Speckswinkel feiert 800 Jahre Dorfjubiläum / Familientag übertraf alle Erwartungen
Von Michael Rinde
Speckswinkel. Die Festwoche „800 Jahre Speckswinkel“ steht vor ihrem Höhepunkt, dem Höfefest am Samstag, 10. Juni. Doch es ist bereits viel geschehen und mehrfach hat das große Jubiläumsfest des Ortes alle Erwartungen weit übertroffen. Beispiel Familientag an Fronleichnam. Maximal 600 Kinder und Erwachsene hatten die Organisatoren mal erwartet. „Es waren weit über 1.000 Gäste, eher 1.500 Besucher“, sagte Ortsvorsteher Martin Naumann im Gespräch mit der OP.

Zwei Heller für fettes Schwein

Zuvor hatten die Speckswinkeler mehr als 300 Gäste am vergangenen Mittwochabend beim Festkommers begrüßt. So viele waren es auch zu Spitzenzeiten beim geschichtshistorischen Nachmittag am Freitag, eher mehr. Herausragend war dabei die Einweihung von etwas „was bleibt“ von dieser Festwoche und daran auch noch in Jahrzehnten erinnert.

Im Jahr 1500, da war an der Zollstelle Speckswinkel Geld fällig, für ein fettes Schwein zum Beispiel 2 Heller, für einen vollen Karren waren gar 20 Heller zu zahlen. Zu dieser Zeit floss dieser Zoll als „Landzoll“ an den Landgrafen zu Hessen. Zwei solcher Zollstocke in der Gemarkung, beide sind nicht erhalten, mahnten den Reisenden oder den Händler, dass er an dieser Stelle jetzt zu zahlen habe.

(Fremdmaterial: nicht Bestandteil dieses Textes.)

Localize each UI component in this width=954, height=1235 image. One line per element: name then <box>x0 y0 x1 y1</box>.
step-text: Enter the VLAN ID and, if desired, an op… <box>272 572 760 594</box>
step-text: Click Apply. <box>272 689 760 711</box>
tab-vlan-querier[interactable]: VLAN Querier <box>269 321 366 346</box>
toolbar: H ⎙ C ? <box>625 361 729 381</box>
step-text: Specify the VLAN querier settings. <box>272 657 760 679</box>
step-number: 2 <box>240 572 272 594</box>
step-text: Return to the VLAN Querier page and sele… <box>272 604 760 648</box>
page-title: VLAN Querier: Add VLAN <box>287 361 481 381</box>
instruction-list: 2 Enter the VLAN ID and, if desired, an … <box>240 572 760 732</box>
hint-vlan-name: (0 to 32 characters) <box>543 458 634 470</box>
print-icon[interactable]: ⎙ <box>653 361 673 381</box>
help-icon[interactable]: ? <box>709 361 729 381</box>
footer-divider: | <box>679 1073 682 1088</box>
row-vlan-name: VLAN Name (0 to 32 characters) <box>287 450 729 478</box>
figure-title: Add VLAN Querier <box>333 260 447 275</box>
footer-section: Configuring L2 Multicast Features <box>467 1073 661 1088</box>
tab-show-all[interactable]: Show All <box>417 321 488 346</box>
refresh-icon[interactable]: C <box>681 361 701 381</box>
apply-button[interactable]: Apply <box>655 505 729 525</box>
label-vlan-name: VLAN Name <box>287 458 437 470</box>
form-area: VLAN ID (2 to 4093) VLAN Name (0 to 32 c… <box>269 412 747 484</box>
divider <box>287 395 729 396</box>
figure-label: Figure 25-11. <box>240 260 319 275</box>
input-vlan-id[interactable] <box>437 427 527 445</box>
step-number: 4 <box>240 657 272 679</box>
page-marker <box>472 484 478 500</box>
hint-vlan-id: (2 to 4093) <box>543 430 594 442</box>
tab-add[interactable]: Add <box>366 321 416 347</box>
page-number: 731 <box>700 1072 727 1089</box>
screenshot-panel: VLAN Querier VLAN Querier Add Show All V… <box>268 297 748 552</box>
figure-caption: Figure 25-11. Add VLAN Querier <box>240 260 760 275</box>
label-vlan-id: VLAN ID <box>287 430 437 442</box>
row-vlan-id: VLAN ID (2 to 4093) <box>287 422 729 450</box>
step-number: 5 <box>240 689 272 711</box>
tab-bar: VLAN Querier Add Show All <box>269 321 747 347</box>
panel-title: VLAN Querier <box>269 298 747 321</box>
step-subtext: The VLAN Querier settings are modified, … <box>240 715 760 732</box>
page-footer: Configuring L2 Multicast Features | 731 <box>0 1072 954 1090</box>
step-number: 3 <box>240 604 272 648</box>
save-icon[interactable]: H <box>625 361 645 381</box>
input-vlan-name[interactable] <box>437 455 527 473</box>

Wer meinte, die Aufforderung ignorieren zu können, der riskierte etwas. „Dann war das Dreifache des Zolles fällig oder die komplette Beschlagnahmung der Ware“, erinnerte Heinrich Losekam, der Experte für Zollgeschichte.

Dank eines Crowdfunding-Projektes mit 125 Spendern und der entsprechenden Unterstützung der VR-Bank Hessenland kamen am Ende knapp 12.000 Euro zusammen, um den historischen Zollstock originalgetreu aus Marburger Buntsandstein nachzubilden und direkt am Zollhof in Speckswinkel aufzustellen.

Marktbereichsleiterin Gabriele Schäfer-Langohr lobte den Einsatz der Speckswinkeler für ihr Projekt, die Spendenbereitschaft habe auch bei der VR-Bank alle Erwartungen übertroffen. Ortsvorsteher Naumann bekannte, dass er viele Gespräche geführt habe und viele Bürger erst überzeugen musste, sich für die Aktion zu begeistern. Geschaffen hat den Zollstock das Kirchhainer Steinmetzunternehmen Eufinger, ganz fein wurde das Wappen herausgearbeitet, die Inschriften erstellt, der Stein geglättet. „Eine herausragende Arbeit“, lobte auch Heinrich Losekam das Ergebnis.

Losekam brachte Speckswinkelern und Besuchern dann die Dorfgeschichte näher, die bei Weitem nicht nur von der Zollhistorie geprägt wurde. Fast eine Stunde lang ging es durch den Ort, weit mehr als 100 Besucher schlossen sich ihm an. Einst sei Speckswinkel sehr kleinteilig gewesen, sagte Losekam mit Blick ins 13. Jahrhundert. Schuld waren die Zinsen, die die damaligen Herren in Ziegenhain für Land erhoben.

Ein besonderes Lob hatte Bürgermeister Thomas Groll parat: „Speckswinkel setzt Maßstäbe“, meinte er.

Am Freitag gab Ortsvorsteher Naumann der OP auch neue Zahlen für das große Höfefest. So steht jetzt fest, dass sich 36 Höfe aktiv mit Programm und Angeboten bei dem Fest präsentieren, es gibt am frühen Abend eine Feuershow, es werden mehr als 50 Stände im Ortskern aufgebaut sein. „Für uns ist das unser kleiner Hessentag“, sagt ein hochzufriedener Ortsvorsteher. Los geht es an dem Tag um 11 Uhr. Parkplätze finden sich am Ortsrand. Die Veranstalter weisen noch einmal darauf hin, dass Speckswinkel aufgrund der A49-Bauarbeiten nicht direkt über Neustadt erreichbar ist, sondern über die Nachbarorte angefahren werden sollte.